Thank you so much for your kind words! I’m so glad you found this tutorial useful as the ladder stitch is one of my favorite hand sewing stitches and I use it all the time! Many of the sewing projects on this site is finished off with the ladder stitch. I also have a tutorial for 19 Essential Hand stitches that you may find useful as well. Happy Sewing 🙂
I was told you could use ladder stitch to take in jeans just on the hips, is this correct and if so how is it done ?
Yes! You can use the ladder stitch to pretty much sew anything and everything! To take in jeans, first pin the amount that needs to be taken in at the hips. To make this easier, have the person wear the jeans inside out and pin the correct amount that needs to be taken in at the hips (on both left and right side). Have the person take off the jeans, then turn the jeans to the right side. You can then proceed to stitch up amount that needs to be taken in (“marked” using pins) with the ladder stitch following the tutorial. I hope that makes sense. Let me know if you have any more questions!
Thank you so much, I’m teaching my daughter to sew & this is the perfect tutorial for this must know stitch! Great pictures and simple clear instructions. Keep them coming!
Thank you so much for our kind words! And I’m so happy (and excited) to hear that you are teaching your daughter to sew!
Thank you so much for this tutorial! It was easier to follow than others I found.
I’m so glad you found this tutorial helpful and easy to follow!
This is a great tutorial…thank you for sharing!
You are so welcome! I’m so glad you enjoyed the tutorial and yes, it is one of my favorite stitches and I use it all the time for everything!

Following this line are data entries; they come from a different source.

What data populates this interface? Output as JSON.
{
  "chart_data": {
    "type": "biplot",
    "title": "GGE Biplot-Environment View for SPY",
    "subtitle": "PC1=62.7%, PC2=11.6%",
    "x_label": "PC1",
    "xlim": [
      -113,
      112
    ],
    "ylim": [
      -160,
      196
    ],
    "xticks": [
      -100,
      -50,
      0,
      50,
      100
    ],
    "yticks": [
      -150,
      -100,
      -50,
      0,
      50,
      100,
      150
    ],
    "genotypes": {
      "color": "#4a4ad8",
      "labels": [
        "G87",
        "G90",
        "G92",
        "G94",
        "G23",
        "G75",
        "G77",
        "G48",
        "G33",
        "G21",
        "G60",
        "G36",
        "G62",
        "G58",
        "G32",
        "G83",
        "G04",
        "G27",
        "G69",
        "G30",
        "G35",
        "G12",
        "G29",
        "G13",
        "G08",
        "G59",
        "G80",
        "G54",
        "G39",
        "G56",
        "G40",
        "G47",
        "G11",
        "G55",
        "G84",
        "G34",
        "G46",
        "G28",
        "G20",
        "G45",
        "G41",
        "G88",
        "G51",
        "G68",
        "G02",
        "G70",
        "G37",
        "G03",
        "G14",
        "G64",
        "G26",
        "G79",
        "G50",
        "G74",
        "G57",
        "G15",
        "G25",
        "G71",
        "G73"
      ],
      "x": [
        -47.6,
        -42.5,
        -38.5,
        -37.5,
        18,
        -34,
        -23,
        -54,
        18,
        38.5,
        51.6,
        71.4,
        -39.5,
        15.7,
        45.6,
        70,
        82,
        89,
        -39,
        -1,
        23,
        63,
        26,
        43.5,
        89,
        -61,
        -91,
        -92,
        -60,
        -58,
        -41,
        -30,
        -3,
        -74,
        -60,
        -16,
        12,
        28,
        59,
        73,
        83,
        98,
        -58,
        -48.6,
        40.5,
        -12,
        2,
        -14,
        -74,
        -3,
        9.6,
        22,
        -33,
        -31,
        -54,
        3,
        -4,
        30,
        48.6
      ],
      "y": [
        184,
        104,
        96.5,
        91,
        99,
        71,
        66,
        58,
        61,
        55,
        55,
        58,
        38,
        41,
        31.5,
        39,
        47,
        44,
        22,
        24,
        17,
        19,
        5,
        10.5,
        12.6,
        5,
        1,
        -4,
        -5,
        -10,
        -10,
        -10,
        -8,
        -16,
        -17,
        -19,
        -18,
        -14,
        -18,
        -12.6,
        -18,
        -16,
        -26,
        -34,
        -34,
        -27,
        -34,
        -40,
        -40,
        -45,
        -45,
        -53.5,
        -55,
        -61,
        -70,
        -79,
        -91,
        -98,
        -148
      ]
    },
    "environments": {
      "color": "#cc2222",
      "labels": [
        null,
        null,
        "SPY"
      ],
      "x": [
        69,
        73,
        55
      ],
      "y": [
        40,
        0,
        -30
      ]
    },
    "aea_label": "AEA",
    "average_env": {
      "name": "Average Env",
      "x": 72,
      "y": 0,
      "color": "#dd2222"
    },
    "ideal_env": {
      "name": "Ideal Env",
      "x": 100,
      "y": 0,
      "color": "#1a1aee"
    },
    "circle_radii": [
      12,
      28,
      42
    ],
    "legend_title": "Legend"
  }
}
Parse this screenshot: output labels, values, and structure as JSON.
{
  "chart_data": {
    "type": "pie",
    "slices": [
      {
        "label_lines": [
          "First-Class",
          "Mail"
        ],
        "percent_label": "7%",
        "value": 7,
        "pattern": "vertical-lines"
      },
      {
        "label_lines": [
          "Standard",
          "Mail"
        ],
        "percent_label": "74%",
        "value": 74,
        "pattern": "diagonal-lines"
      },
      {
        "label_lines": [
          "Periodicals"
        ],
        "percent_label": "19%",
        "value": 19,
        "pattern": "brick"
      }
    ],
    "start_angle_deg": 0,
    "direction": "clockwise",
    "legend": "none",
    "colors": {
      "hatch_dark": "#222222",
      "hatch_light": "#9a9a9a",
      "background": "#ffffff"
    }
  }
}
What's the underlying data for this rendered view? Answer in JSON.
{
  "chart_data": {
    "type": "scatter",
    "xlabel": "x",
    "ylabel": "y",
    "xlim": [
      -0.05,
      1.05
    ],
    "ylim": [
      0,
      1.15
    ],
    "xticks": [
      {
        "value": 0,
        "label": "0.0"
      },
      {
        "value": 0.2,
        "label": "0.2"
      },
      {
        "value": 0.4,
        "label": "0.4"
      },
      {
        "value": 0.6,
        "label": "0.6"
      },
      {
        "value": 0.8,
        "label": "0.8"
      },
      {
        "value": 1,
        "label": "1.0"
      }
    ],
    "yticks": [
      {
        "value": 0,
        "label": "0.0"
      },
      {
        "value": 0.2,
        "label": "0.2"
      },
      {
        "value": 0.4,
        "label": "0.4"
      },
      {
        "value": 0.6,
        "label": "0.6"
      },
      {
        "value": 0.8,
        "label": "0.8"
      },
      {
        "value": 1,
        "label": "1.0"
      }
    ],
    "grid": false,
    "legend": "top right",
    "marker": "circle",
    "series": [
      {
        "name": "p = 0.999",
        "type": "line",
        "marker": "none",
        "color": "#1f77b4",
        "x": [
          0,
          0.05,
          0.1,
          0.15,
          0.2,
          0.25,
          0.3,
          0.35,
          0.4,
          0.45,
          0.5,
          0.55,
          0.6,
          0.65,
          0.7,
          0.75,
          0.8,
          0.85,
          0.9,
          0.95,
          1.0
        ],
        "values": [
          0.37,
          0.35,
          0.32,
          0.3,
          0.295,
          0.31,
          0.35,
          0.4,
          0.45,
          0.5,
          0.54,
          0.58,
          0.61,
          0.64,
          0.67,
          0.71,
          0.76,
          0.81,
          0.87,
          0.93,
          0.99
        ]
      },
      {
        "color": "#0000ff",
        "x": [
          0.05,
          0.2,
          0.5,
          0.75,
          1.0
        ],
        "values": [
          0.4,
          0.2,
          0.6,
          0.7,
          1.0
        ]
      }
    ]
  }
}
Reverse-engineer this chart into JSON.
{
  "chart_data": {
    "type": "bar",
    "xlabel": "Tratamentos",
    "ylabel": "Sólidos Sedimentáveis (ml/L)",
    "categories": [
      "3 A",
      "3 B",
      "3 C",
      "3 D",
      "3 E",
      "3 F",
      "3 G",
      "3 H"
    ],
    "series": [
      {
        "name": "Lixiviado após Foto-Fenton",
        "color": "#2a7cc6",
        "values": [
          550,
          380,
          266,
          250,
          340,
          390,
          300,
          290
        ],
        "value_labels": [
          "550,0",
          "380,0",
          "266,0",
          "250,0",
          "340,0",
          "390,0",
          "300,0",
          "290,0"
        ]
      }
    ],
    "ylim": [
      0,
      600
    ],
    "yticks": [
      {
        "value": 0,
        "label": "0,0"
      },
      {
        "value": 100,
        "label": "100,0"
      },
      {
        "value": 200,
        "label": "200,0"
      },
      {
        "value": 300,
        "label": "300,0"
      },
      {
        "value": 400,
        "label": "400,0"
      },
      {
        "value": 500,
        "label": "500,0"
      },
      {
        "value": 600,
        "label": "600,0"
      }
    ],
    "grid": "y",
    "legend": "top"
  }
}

Thank you for such clear instructions. Loved learning how to make knot at the end too. I’m 78 and still learning! xx
You are so welcome! And I’m so glad that you learned how to make the knot at the end. I actually learned how to do that from my father who learned it from my grandmother! Also thank you for the reminder that we need to never stop learning, doesn’t matter our age.
Excellent tutorial! Clear, detailed, comprehensive instreuctions. Thank you!
Thank you Dianne, so glad you found the tutorial helpful!
Thank you. I have just re stuffed my 15 year old teddy and you would never know thanks to your tutorial.
I’m very pleased with it
So glad to hear that! And you are very welcome 🙂 15 year old teddy bear is so precious!
I have looked at a lot of tutorials trying to understand this and yours is far and away the absolute best I have seen. I finally get it! Thank you for taking my sewing to the next level.
I’m so glad you found this tutorial helpful and thank you for your kind words! Yes keep learning!